Paleoseismic Investigation of the Taylorsville Fault, West Valley Fault Zone, Utah
By Adam I. Hiscock
The West Valley fault zone is the lesser known of the two major faults that run through the Salt Lake Valley (the other is the Salt Lake City segment of the Wasatch fault zone). The Salt Lake City segment has been well studied, but much less is known about the West Valley fault zone.The West Valley fault zone consists of two, subparallel main traces, known as the Granger fault (western trace) and Taylorsville fault (eastern trace).
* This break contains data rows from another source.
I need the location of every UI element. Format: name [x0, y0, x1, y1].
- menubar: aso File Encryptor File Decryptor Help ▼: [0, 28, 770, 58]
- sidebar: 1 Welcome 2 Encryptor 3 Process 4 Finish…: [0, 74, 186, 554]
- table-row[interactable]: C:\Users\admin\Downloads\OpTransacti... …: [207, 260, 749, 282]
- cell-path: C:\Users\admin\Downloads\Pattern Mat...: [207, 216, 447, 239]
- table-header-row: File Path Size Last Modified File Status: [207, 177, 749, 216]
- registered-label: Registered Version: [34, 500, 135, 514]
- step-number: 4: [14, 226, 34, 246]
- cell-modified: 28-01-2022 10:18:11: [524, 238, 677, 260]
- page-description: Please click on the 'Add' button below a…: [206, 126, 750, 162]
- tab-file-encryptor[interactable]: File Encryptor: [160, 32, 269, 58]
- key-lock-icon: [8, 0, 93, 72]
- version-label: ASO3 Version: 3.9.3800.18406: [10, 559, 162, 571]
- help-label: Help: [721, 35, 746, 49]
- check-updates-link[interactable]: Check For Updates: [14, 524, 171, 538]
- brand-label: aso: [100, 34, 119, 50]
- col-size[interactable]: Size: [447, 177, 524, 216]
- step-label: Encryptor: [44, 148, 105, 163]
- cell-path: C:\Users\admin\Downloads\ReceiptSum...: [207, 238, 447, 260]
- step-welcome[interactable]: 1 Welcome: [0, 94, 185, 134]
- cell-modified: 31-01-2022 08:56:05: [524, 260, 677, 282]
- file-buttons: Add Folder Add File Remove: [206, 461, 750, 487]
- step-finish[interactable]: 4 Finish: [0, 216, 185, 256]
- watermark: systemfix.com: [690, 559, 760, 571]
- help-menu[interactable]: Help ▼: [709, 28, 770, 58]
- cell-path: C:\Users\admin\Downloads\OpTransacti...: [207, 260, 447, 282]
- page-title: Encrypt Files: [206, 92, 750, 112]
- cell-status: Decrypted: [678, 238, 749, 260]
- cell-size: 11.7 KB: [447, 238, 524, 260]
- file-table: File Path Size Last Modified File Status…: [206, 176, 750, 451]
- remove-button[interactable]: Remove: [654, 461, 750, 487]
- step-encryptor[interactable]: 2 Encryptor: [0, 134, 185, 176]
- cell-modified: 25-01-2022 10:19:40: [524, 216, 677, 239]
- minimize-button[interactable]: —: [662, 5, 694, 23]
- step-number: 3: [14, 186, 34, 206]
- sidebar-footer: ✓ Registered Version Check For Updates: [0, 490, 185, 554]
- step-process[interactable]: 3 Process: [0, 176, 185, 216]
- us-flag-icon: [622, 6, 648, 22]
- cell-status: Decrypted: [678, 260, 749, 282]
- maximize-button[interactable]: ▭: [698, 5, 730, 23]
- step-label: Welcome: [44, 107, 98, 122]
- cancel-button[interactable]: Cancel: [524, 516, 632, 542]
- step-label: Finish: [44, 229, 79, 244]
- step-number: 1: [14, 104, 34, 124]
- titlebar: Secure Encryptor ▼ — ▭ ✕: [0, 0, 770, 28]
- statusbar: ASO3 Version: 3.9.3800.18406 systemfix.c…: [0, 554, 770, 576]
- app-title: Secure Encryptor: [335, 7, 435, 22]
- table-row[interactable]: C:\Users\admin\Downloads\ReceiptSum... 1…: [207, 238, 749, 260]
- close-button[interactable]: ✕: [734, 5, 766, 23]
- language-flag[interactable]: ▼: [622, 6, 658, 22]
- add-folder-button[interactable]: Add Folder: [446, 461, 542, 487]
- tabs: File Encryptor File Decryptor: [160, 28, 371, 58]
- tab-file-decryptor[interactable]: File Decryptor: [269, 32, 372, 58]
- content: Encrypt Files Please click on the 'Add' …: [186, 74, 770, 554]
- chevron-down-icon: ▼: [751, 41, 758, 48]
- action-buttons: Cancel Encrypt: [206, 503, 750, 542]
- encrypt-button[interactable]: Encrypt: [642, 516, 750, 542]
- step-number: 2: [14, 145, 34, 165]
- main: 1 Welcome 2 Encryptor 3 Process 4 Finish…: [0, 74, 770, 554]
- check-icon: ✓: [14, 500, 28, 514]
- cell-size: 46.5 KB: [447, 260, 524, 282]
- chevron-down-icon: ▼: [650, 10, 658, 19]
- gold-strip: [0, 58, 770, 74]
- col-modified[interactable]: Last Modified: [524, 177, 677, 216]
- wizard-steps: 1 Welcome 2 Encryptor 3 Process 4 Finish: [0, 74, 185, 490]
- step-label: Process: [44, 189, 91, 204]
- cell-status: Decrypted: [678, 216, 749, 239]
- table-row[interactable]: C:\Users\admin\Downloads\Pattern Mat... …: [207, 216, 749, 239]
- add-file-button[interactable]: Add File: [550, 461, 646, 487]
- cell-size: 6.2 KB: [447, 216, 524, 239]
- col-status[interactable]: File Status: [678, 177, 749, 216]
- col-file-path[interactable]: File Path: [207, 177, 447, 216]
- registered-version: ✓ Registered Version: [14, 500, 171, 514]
In 2011, the Utah Geological Survey (UGS) completed an investigation that analyzed the relation between the Granger fault and Salt Lake City segment to try and determine a link between major earthquakes on the Salt Lake City segment and the West Valley fault zone (see Survey Notes, v. 44, no. 2, 2012). The purpose of our current investigation is to expand our knowledge of the earthquake history for the lesser studied Taylorsville fault.
In August 2015, the UGS, aided by the U.S. Geological Survey (USGS), conducted a paleoseismic (fault trenching) investigation of prehistoric surface-faulting earthquakes on the Taylorsville fault. Two parallel trenches were excavated at the Airport East site across a 1 to 3 foot high scarp, east of the Salt Lake City International Airport at approximately 1140 North Flyer Way. The trenches exposed fine-grained sand and silt deposits. Groundwater at the site was very shallow, which was problematic for trench wall stability and prevented us from trenching deeper to expose older deposits that might record a more complete earthquake record.
Our preliminary findings include evidence for three post-Bonneville earthquakes at the Airport East site and distinguish seven separate units in the trench wall. These units consist of sand and silt deposits, probably deposited on the paleo-Jordan River floodplain and Great Salt Lake margin marshes over thousands of years. Several liquefaction-induced sand dikes and broad warping of older units indicate evidence of possibly two separate earthquake ground-shaking events. However, we found no evidence to link these features to the Taylorsville fault; the features could have been created from ground-shaking from an earthquake on any one of the many regional fault systems.
We collected samples for both radiocarbon (14C) and optically stimulated luminescence (OSL) dating methods. Several units in the trench were very organic rich and one contained a burn horizon. The abundance of organic material allowed us to collect samples with numerous discrete charcoal fragments, which makes dating the material easier. The samples are currently being processed, and we are awaiting results.
We will use the data to develop a model for the timing of prehistoric earthquakes at the Airport East site, as well as refine data from past trench investigations. These data will help us better understand the complex relationship between earthquakes on the West Valley fault zone and the Salt Lake City segment, increase our knowledge of the entire Wasatch fault zone, and will eventually be incorporated into the USGS National Seismic Hazard Maps that are part of the International Building and Residential Codes adopted in Utah. Research projects such as this allow us to better plan for and accurately characterize earthquake hazard in the Salt Lake Valley.
Funding for this project was provided through the USGS National Earthquake Hazards Reduction Program (NEHRP). Additional information on the link between the West Valley fault zone and Salt Lake City segment of the Wasatch Fault zone can be found in UGS Special Study 149, Paleoseismology of Utah, Volume 24—Evaluating surface faulting chronologies of graben-bounding faults in Salt Lake Valley, Utah—New paleoseismic data from the Salt Lake City segment of the Wasatch fault zone and the West Valley fault zone, by Christopher B. DuRoss and Michael D. Hylland, available on our Paleoseismology of Utah Series web page.